'What good is sitting alone in your room, come hear the music play...'
If I had to list my top five musicals, then Cabaret* would be in there. So when I learned that the recent London production was to tour, I also knew that I wanted to see it.
When I saw the casting, however, I was slightly less enthusiastic. Wayne Sleep as the Emcee? Well, he played that part when I last saw a touring production about 20 years ago, and he was very good, but I’m not sure he or I have benefitted much from the passing years. Then I read that Samantha Barks had been cast as Sally Bowles. As the ‘Nancy’ who came third in ‘I’d Do Anything’, she was most remarkable for being very young, for John Barrowman struggling to find any emotion behind the eyes, and a rather unfortunate memory of Barry Humphries being a bit pervy in his ‘admiration’. I’ve always seen Sally as a role for an actress who can sing a bit, rather than a singer who can act a bit, as the point is that she’s really not very good. Judi Dench, who was the original West End Sally, has always seemed to me to be perfect casting. Would Samantha be up to the part?
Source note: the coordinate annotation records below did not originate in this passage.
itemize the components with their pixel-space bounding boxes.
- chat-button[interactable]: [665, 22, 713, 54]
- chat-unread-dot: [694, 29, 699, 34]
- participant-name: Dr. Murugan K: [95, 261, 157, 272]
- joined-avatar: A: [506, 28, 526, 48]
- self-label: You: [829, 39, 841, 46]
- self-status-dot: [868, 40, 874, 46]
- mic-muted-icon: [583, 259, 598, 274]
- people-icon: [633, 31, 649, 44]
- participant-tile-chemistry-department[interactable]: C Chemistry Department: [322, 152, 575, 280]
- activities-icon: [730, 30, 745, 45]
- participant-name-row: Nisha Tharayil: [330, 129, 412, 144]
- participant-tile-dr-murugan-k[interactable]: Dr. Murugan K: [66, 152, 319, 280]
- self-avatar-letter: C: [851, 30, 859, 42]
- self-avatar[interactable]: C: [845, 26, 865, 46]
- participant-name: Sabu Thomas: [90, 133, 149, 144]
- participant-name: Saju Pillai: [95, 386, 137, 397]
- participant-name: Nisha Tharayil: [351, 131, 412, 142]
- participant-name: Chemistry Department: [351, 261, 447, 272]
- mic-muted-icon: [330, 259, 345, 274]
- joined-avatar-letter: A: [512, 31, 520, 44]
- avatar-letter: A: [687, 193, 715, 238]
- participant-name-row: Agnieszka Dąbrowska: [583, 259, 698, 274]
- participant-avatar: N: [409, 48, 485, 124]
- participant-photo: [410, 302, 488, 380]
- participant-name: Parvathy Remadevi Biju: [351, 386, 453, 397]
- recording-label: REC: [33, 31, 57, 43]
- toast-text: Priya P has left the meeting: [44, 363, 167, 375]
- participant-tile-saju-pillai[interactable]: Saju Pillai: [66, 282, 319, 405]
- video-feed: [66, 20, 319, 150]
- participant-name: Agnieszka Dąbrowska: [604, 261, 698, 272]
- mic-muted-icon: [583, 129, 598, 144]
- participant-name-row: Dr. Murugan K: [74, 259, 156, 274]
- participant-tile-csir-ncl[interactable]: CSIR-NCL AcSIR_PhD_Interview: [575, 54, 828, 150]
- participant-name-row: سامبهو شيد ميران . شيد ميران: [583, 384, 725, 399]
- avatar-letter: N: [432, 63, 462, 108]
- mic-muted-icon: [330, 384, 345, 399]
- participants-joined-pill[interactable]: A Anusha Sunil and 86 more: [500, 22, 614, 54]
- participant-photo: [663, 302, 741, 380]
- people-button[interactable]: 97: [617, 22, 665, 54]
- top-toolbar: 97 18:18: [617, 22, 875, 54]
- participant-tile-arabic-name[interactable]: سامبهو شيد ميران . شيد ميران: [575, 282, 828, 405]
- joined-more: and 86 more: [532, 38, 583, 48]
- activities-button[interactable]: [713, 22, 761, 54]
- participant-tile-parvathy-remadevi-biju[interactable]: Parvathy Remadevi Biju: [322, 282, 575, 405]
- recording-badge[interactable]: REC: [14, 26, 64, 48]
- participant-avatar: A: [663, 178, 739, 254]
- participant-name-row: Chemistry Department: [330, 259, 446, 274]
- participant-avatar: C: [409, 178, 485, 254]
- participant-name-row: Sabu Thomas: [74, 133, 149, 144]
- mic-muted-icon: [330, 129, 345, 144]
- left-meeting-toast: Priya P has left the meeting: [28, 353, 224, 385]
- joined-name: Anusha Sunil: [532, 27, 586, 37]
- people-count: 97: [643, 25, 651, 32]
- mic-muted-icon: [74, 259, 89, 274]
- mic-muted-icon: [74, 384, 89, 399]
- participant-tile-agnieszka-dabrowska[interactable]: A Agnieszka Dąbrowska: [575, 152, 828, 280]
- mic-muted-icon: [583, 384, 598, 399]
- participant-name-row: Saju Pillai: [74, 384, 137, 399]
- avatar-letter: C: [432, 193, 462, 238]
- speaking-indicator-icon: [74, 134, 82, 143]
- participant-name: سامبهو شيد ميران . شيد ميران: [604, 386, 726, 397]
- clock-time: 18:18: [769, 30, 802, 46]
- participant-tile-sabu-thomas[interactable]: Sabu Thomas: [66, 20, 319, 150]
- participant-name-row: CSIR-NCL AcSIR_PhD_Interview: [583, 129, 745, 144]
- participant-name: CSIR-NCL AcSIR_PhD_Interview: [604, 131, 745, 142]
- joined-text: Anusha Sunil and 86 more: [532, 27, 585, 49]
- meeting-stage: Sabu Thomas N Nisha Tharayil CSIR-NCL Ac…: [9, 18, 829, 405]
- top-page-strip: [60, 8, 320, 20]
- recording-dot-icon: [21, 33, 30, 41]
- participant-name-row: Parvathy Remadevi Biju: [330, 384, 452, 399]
Sadly no. She did seem too young – her mother would still have had her in school, not let her loose in Berlin! When Sally sings ‘Maybe this time’, it should feel like the song of someone who’s been through the emotional mill and is finally daring to hope again, but it wasn’t there. I feel Sally should break your heart a little with her wilful blindness to what is going on around her, but she didn’t. Instead the emotional heart of the story was the romance between the boarding house keeper Fraulein Schneider and Herr Shultz, the Jewish shop keeper.
It was an odd audience, with very little reaction or response, and they didn’t seem to get the show they were expecting as there was an air of shock at some of the nudity (a lot of which I did feel was gratuitous).
As for the ending, well, it didn’t ‘offend’ me, but I’m not sure if it added anything. You already know what will happen to this society under the Nazis, you don’t need to see it. What I love about the usual ending is that things seem to be contining as they were before, but we know they’re not. Cliff decides to wake up, and leave. Sally stays. That’s all we need to know.
*I still remember John Doyle’s fabulous production at York Theatre Royal back in 1995.
1 Comments:
Interestingly both times I saw this production in London (with different casts) the emotional pull always seemed to be with Fraulein Schneider and Herr Shultz. Some of this was certainly casting, but given you also picked up on it with a third cast I wonder if there was something in the direction also...
I had no issues with the nudity, other than I knew a number of the dancers personally and by the end of the evening felt I knew them even more personally. I did struggle with the final image which made me question any representation of the death camps for theatrical affect.
Nice to read this as you share so many of my thoughts on Cabaret.